Metabolic Reprogramming: A New Frontier in Prostate Cancer Treatment

A research team led by Professor Lingfan Xu and Master Hekang Ding from the First Affiliated Hospital of Anhui Medical University has conducted a systematic review concerning metabolic reprogramming in prostate cancer (PCa) progression and therapeutic strategies. This comprehensive review addresses the progression of PCa to castration-resistant prostate cancer (CRPC) following androgen deprivation therapy (ADT), and proposes novel targeted therapeutic approaches. The significant findings were published online on May 26, 2025, and were officially featured in the Chinese Medical Journal on December 5, 2025.

Glucose Metabolism in Prostate Cancer

In the early stages of prostate cancer, tumor cells demonstrate an increased reliance on glycolysis. Studies have revealed alterations in lactate dehydrogenase (LDH) expression, specifically an upregulation of LDHA, which results in lactate accumulation. This accumulation of lactate acidifies the tumor microenvironment, impairs immune cell function, and consequently promotes tumor immune evasion.

As the disease progresses to the CRPC stage, glucose metabolic activity is further enhanced. Key enzymes such as glucose transporter 1 (GLUT1) and LDHA are significantly upregulated to reinforce glycolysis, thereby supporting the rapid proliferation of tumor cells.

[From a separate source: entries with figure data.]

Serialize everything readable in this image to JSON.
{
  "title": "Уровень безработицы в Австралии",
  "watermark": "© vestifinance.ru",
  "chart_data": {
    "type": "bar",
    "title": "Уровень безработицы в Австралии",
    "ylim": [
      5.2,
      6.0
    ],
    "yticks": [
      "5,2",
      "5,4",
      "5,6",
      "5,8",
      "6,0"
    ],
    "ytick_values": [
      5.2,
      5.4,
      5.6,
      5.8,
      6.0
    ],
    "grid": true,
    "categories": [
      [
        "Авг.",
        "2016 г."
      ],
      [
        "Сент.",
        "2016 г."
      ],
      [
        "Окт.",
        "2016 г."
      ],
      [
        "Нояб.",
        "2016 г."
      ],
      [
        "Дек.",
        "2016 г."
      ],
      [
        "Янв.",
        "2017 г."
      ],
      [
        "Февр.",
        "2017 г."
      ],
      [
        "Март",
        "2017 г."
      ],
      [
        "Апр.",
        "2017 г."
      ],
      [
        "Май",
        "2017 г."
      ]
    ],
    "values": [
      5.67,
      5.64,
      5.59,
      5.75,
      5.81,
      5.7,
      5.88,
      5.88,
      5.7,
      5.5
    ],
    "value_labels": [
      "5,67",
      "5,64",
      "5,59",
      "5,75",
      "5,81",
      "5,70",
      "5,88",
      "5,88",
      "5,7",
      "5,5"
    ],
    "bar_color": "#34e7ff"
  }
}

Glutamine Metabolism in Prostate Cancer

"After ADT, prostate cancer cells shift their energy source from glucose to glutamine, making glutamine metabolism particularly crucial in CRPC."
— Professor Lingfan Xu

Glutamine plays a vital role in CRPC, becoming a critical energy source post-ADT. It is catalyzed by glutaminase 1 (GLS1) to produce glutamate, which subsequently enters the tricarboxylic acid (TCA) cycle, supplying both energy and carbon skeletons. Furthermore, glutamine's nitrogen atoms are essential for the synthesis of vital biomolecules, including nucleotides, non-essential amino acids, and nicotinamide adenine dinucleotide (NAD+).

Research indicates a significant shift in GLS1 isoform in CRPC, transitioning from the less active kidney-type glutaminase A (KGA) to the highly active glutaminase C (GAC). This shift allows tumor cells to utilize glutamine with greater efficiency.

Glutamine nitrogen metabolism also holds critical importance in CRPC, contributing to nucleotide synthesis and establishing a feedback mechanism with glutamine carbon metabolism. Therefore, a combined inhibition strategy targeting GLS1 and key enzymes in glutamine nitrogen metabolism (such as carbamoyl-phosphate synthetase 2, aspartate transcarbamylase, and dihydroorotase [CAD]) may offer a more effective therapeutic pathway.

Lipid Metabolism in Prostate Cancer

Lipid metabolism is another pivotal player in both the initiation and progression of prostate cancer. Tumor cells upregulate lipid synthesis, storage, and oxidation processes to meet the substantial energy and biosynthetic demands imposed by rapid proliferation.

In CRPC, the enhanced lipid metabolism is primarily regulated by the androgen receptor (AR) signaling pathway. This pathway modulates the expression of enzymes involved in fatty acid synthesis and oxidation, while also influencing cholesterol and phospholipid metabolism. Studies have shown that fatty acid synthase (FASN) is upregulated in prostate cancer tissues and correlates with tumor Gleason score and clinical stage. Inhibitors of FASN have demonstrated promising antitumor efficacy in CRPC models, particularly against tumors that exhibit resistance to conventional hormonal therapy.

Therapeutic Implications

"Metabolic reprogramming is critical for prostate cancer progression and treatment resistance."
— Professor Lingfan Xu

Professor Xu concluded that metabolic reprogramming is fundamentally critical for the progression of prostate cancer and its resistance to treatment. Novel therapeutic strategies specifically targeting glucose, glutamine, and lipid metabolism have already shown antitumor effects in CRPC. These findings offer promising new possibilities to overcome current therapeutic bottlenecks and advance treatment options for patients.